Project Jupyter exists to develop open-source software, open-standards, and services for interactive computing across dozens of programming languages. The Jupyter Notebook is an open-source Web application that allows you to create and share documents that contain live code, equations, visualizations and narrative text. Its uses include: data cleaning and transformation, numerical simulation, statistical modeling, data visualization, machine learning, and much more.

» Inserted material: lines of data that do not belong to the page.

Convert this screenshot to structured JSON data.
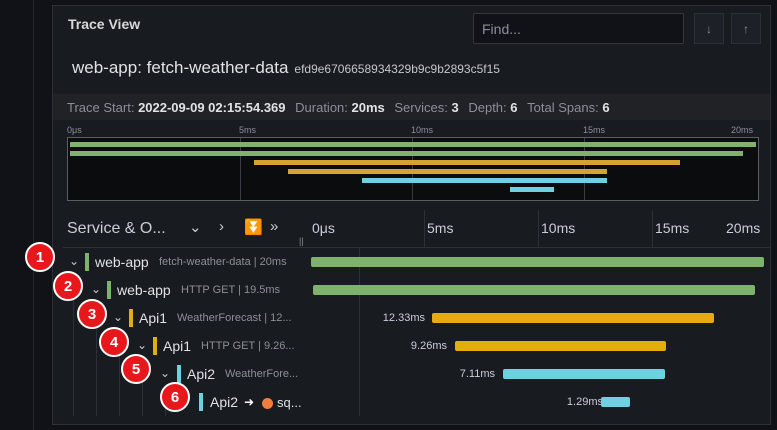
{
  "panel": {
    "title": "Trace View"
  },
  "search": {
    "placeholder": "Find..."
  },
  "nav": {
    "prev_icon": "arrow-down-icon",
    "next_icon": "arrow-up-icon",
    "prev_glyph": "↓",
    "next_glyph": "↑"
  },
  "trace": {
    "name": "web-app: fetch-weather-data",
    "id": "efd9e6706658934329b9c9b2893c5f15"
  },
  "summary": {
    "start_label": "Trace Start:",
    "start_value": "2022-09-09 02:15:54.369",
    "duration_label": "Duration:",
    "duration_value": "20ms",
    "services_label": "Services:",
    "services_value": "3",
    "depth_label": "Depth:",
    "depth_value": "6",
    "spans_label": "Total Spans:",
    "spans_value": "6"
  },
  "minimap_ticks": [
    "0μs",
    "5ms",
    "10ms",
    "15ms",
    "20ms"
  ],
  "timeline_ticks": [
    "0μs",
    "5ms",
    "10ms",
    "15ms",
    "20ms"
  ],
  "columns": {
    "service_header": "Service & O...",
    "split_glyph": "||"
  },
  "colors": {
    "green": "#7eb26d",
    "yellow": "#e5ac0e",
    "gold": "#d6a32d",
    "cyan": "#6ed0e0",
    "badge": "#e8171b"
  },
  "spans": [
    {
      "badge": "1",
      "service": "web-app",
      "operation": "fetch-weather-data | 20ms",
      "duration": "",
      "color": "#7eb26d",
      "depth": 0
    },
    {
      "badge": "2",
      "service": "web-app",
      "operation": "HTTP GET | 19.5ms",
      "duration": "",
      "color": "#7eb26d",
      "depth": 1
    },
    {
      "badge": "3",
      "service": "Api1",
      "operation": "WeatherForecast | 12...",
      "duration": "12.33ms",
      "color": "#e5ac0e",
      "depth": 2
    },
    {
      "badge": "4",
      "service": "Api1",
      "operation": "HTTP GET | 9.26...",
      "duration": "9.26ms",
      "color": "#e5ac0e",
      "depth": 3
    },
    {
      "badge": "5",
      "service": "Api2",
      "operation": "WeatherFore...",
      "duration": "7.11ms",
      "color": "#6ed0e0",
      "depth": 4
    },
    {
      "badge": "6",
      "service": "Api2",
      "operation": "sq...",
      "duration": "1.29ms",
      "color": "#6ed0e0",
      "depth": 5
    }
  ]
}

Tool Prediction in Galaxy Workflows using Deep Learning

  • Freiburg Galaxy Team, Bioinformatics lab, University of Freiburg, Freiburg, Germany

A recommendation system was developed to predict following tools. The predictive system analyses the complete set of workflows available on Galaxy’s European server using a deep learning approach to create a tool prediction model.

Workflows are directed acyclic graphs. To create the predictive model, sequences (paths) of tools are extracted from these graphs and learned by a deep learning approach (Gated Recurrent Neural Network). The hyper parameters of the deep learning model are optimized using Bayesian optimization. The usage frequency of tools is integrated in the model so that the tools which have not been used recently do not appear in the set of possible tools. This is achieved by learning the usage of each tool over time using a support vector regression model.

An API was developed to predict tools and visualize them using a user interface. It can be used in the Galaxy workflow editor (It is not yet available publicly). The API can also be used for multiple-user interface integrations. Using the tool recommendation system, a user does not need to search for the tools in the toolbox to create a workflow. The possible tools are available in the “recommended tools” modal popup.